The size of global debt, per se, doesn't tell us a lot about geopolitics or the various relationships of debt that combine to produce a figure of global indebtedness. Nonetheless, the vast size of global debt, reported by the Wall Street Journal at $223.3 trillion (313 percent of global GDP) is noteworthy insofar as it is contextualized. A new report on global indebtedness by economists at ING found that debt in developed economies amounted to $157 trillion, or 376 percent of GDP. Emerging-market debt totaled $66.3 trillion at the end of last year, or 224 percent of GDP. We see, then, that emerging markets continue to rely heavily on debt for development. But, as ING noted, "Per-capita indebtedness is still just $11,621 in emerging economies (and rises to $12,808 if you exclude the two largest populations, China and India). For developed economies, it’s $170,401. The U.S. alone has total per-capita indebtedness of $176,833, including all public and private debt."
Via WSJ:
“Increasingly, ‘debt’ is seen as a dirty word,” the ING research team said in a report released this week. “But in most cases, it should not be.

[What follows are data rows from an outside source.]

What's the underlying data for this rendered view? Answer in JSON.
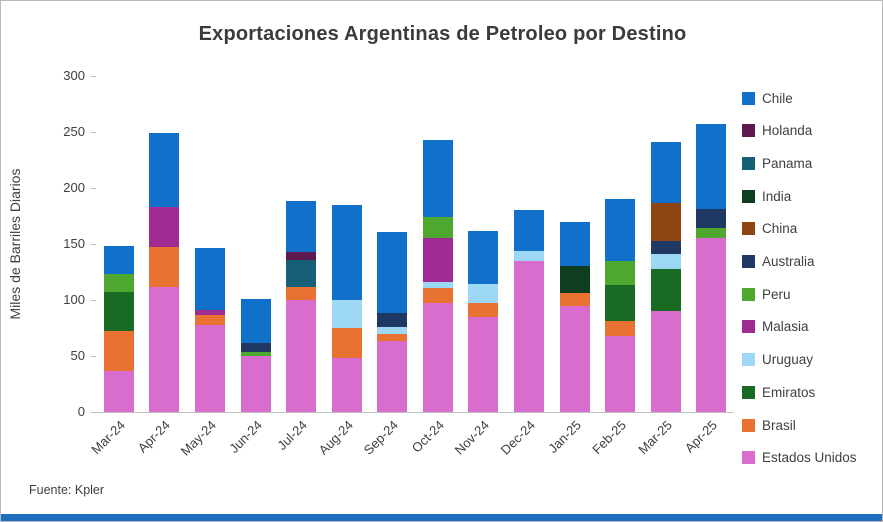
{
  "title": "Exportaciones Argentinas de Petroleo por Destino",
  "source_note": "Fuente: Kpler",
  "window": {
    "bottom_bar_color": "#1f6fc1"
  },
  "chart_data": {
    "type": "bar",
    "stacked": true,
    "title": "Exportaciones Argentinas de Petroleo por Destino",
    "ylabel": "Miles de Barriles Diarios",
    "xlabel": "",
    "ylim": [
      0,
      300
    ],
    "yticks": [
      0,
      50,
      100,
      150,
      200,
      250,
      300
    ],
    "grid": false,
    "legend_position": "right",
    "legend_order": "reverse-of-series",
    "categories": [
      "Mar-24",
      "Apr-24",
      "May-24",
      "Jun-24",
      "Jul-24",
      "Aug-24",
      "Sep-24",
      "Oct-24",
      "Nov-24",
      "Dec-24",
      "Jan-25",
      "Feb-25",
      "Mar-25",
      "Apr-25"
    ],
    "series": [
      {
        "name": "Estados Unidos",
        "color": "#d86dcd",
        "values": [
          37,
          112,
          78,
          50,
          100,
          48,
          63,
          97,
          85,
          135,
          95,
          68,
          90,
          155
        ]
      },
      {
        "name": "Brasil",
        "color": "#e97132",
        "values": [
          35,
          35,
          9,
          0,
          12,
          27,
          7,
          14,
          12,
          0,
          11,
          13,
          0,
          0
        ]
      },
      {
        "name": "Emiratos",
        "color": "#196b24",
        "values": [
          35,
          0,
          0,
          0,
          0,
          0,
          0,
          0,
          0,
          0,
          0,
          32,
          38,
          0
        ]
      },
      {
        "name": "Uruguay",
        "color": "#9cd7f4",
        "values": [
          0,
          0,
          0,
          0,
          0,
          25,
          6,
          5,
          17,
          9,
          0,
          0,
          13,
          0
        ]
      },
      {
        "name": "Malasia",
        "color": "#a02b93",
        "values": [
          0,
          36,
          4,
          0,
          0,
          0,
          0,
          39,
          0,
          0,
          0,
          0,
          0,
          0
        ]
      },
      {
        "name": "Peru",
        "color": "#4ea72e",
        "values": [
          16,
          0,
          0,
          4,
          0,
          0,
          0,
          19,
          0,
          0,
          0,
          22,
          0,
          9
        ]
      },
      {
        "name": "Australia",
        "color": "#1f3864",
        "values": [
          0,
          0,
          0,
          8,
          0,
          0,
          12,
          0,
          0,
          0,
          0,
          0,
          12,
          17
        ]
      },
      {
        "name": "China",
        "color": "#8f4511",
        "values": [
          0,
          0,
          0,
          0,
          0,
          0,
          0,
          0,
          0,
          0,
          0,
          0,
          34,
          0
        ]
      },
      {
        "name": "India",
        "color": "#0e3e1f",
        "values": [
          0,
          0,
          0,
          0,
          0,
          0,
          0,
          0,
          0,
          0,
          24,
          0,
          0,
          0
        ]
      },
      {
        "name": "Panama",
        "color": "#155f77",
        "values": [
          0,
          0,
          0,
          0,
          24,
          0,
          0,
          0,
          0,
          0,
          0,
          0,
          0,
          0
        ]
      },
      {
        "name": "Holanda",
        "color": "#5e1a4f",
        "values": [
          0,
          0,
          0,
          0,
          7,
          0,
          0,
          0,
          0,
          0,
          0,
          0,
          0,
          0
        ]
      },
      {
        "name": "Chile",
        "color": "#1170c9",
        "values": [
          25,
          66,
          55,
          39,
          45,
          85,
          73,
          69,
          48,
          36,
          40,
          55,
          54,
          76
        ]
      }
    ]
  }
}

Perhaps it is no coincidence that the rise of U.S. indebtedness coincided with improvements in technology and the globalization of trade, human labor and finance. Computers allowed for speedier processing and better and more transparent access to credit risk data.”
“Debt can become dirty when the rise of debt service costs exceeds income and a borrower’s long-term ability to make payments and often when rapid growth of debt and/or lack of adequate transparency disguises creditworthiness issues,” they write.